Some Chinese liberals and dissidents criticized the selection; one prominent writer and democracy activist, called Mo a man with "no principles." In a news conference after winning the prize, Mo said he hoped Liu Xiaobo, the 2010 Nobel Peace Prize laureate currently imprisoned in China, "can regain his freedom very soon" but added that if freed "he can study his politics and his social system," seemingly asking dissident Liu to rejoin the fold.

Should we condemn Mo for failing to speak out for injustice? Maybe. Liu Xiaobo's limitations as a writer didn't detract from his peace prize; do Mo's politics disqualify his works of literature? Mo's characters, perhaps modeled after himself, are unable to speak out: They are too distracted, too manic -- often either famished or bursting, liquor-starved or raucously drunk. In his novel Big Breasts and Wide Hips, a nurse survives the famine of the Great Leap Forward by trading sex for steamed buns. We see light haloing her face, puffy from starvation, "as if coating it with the blood of a dog." Mo appears as a character in The Republic of Wine as a feckless author who "can't believe" he drank himself to death. The book's drunken anti-hero Ding Gou'er can't keep his appetites in check enough solve the corruption case he's ordered to investigate. He may have munched on a cooked baby at a banquet, and he sees a group of children and thinks of them as "just like a skewer of roast lamb, basted and seasoned."

Mo knows the excess and depravation that instability brings. Born in 1955, he was a child at the start of the Great Leap Forward, one of the darkest chapters of China's history. In a 1997 autobiographical essay entitled "I Can't Forget About Eating," Mo recalls, in almost jocular manner, the famine that swept China from 1959-1961, in which tens of millions of people starved to death. "The best thing to do when someone died was to drag him out and let the dogs first eat him ... this was a golden age for dogs." Mo was one of the children foraging for insects to eat, with "swollen bellies and legs like sticks, and their brains were enlarged with queer ideas."

Mo's characters are still stuck in this oral stage: Their lives revolve around food, liquor, violence, and sex. In Garlic Ballads, peasants makes love in the garlic fields and sing songs in praising garlic; even a lightbulb is described as "shaped like a head of garlic." In Republic of Wine, one character states that "people who are strangers to liquor are incapable of talking about literature." In Big Breasts and Wide Hips, the narrator, even as a teenager, receives his sustenance from breast milk and cannot move beyond the body.
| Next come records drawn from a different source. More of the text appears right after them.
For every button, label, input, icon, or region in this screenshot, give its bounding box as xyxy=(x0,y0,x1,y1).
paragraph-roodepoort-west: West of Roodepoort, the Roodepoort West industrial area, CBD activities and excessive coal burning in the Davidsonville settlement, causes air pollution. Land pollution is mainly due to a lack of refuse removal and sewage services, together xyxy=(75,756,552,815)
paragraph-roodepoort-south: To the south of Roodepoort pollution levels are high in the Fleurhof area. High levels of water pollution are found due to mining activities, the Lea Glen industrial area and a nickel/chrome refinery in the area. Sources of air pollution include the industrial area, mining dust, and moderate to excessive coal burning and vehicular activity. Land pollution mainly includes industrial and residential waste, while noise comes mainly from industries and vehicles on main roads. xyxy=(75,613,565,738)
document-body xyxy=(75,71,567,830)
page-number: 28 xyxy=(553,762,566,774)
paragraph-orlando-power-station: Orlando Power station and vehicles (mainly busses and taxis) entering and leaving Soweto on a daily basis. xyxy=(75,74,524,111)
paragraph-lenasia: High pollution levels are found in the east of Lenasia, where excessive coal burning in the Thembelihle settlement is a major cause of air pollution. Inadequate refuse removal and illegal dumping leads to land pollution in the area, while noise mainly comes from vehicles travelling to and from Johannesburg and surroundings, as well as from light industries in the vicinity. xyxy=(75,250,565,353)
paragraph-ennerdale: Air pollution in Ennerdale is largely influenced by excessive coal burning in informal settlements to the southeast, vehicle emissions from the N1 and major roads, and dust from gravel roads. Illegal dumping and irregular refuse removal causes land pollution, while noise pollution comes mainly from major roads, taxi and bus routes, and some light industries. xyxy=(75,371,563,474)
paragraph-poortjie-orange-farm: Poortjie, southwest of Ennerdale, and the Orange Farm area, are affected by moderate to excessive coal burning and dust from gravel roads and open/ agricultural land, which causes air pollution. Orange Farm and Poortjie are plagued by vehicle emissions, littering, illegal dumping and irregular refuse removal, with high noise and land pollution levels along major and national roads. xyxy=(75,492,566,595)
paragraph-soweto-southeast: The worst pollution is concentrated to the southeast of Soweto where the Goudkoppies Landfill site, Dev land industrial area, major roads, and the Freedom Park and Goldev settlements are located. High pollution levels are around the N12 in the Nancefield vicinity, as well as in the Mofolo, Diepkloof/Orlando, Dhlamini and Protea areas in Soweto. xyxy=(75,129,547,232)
Sex-starved, he ends up imprisoned for screwing a corpse.

Mo's fiction is rich because it subtly captures the compromises and monstrosities of Communist China. And perhaps Mo, in his silence, fears what happened to Ding, who suffers a very MoYanian ending: After finally deciding to really investigate what's happening around him, he gets drunk and confusedly shoots two people. Stumbling around, he spots a ship on which he sees a group of officials about to feast on a human baby. "I protest!" Ding screams. He rushes towards the boat, only to stumble into an open-air toilet, whose refuse he compares to "warm, vile porridge." As he sinks, "the sacred panoply of ideals, justice, respect, honor, and love" accompanies Ding to the bottom.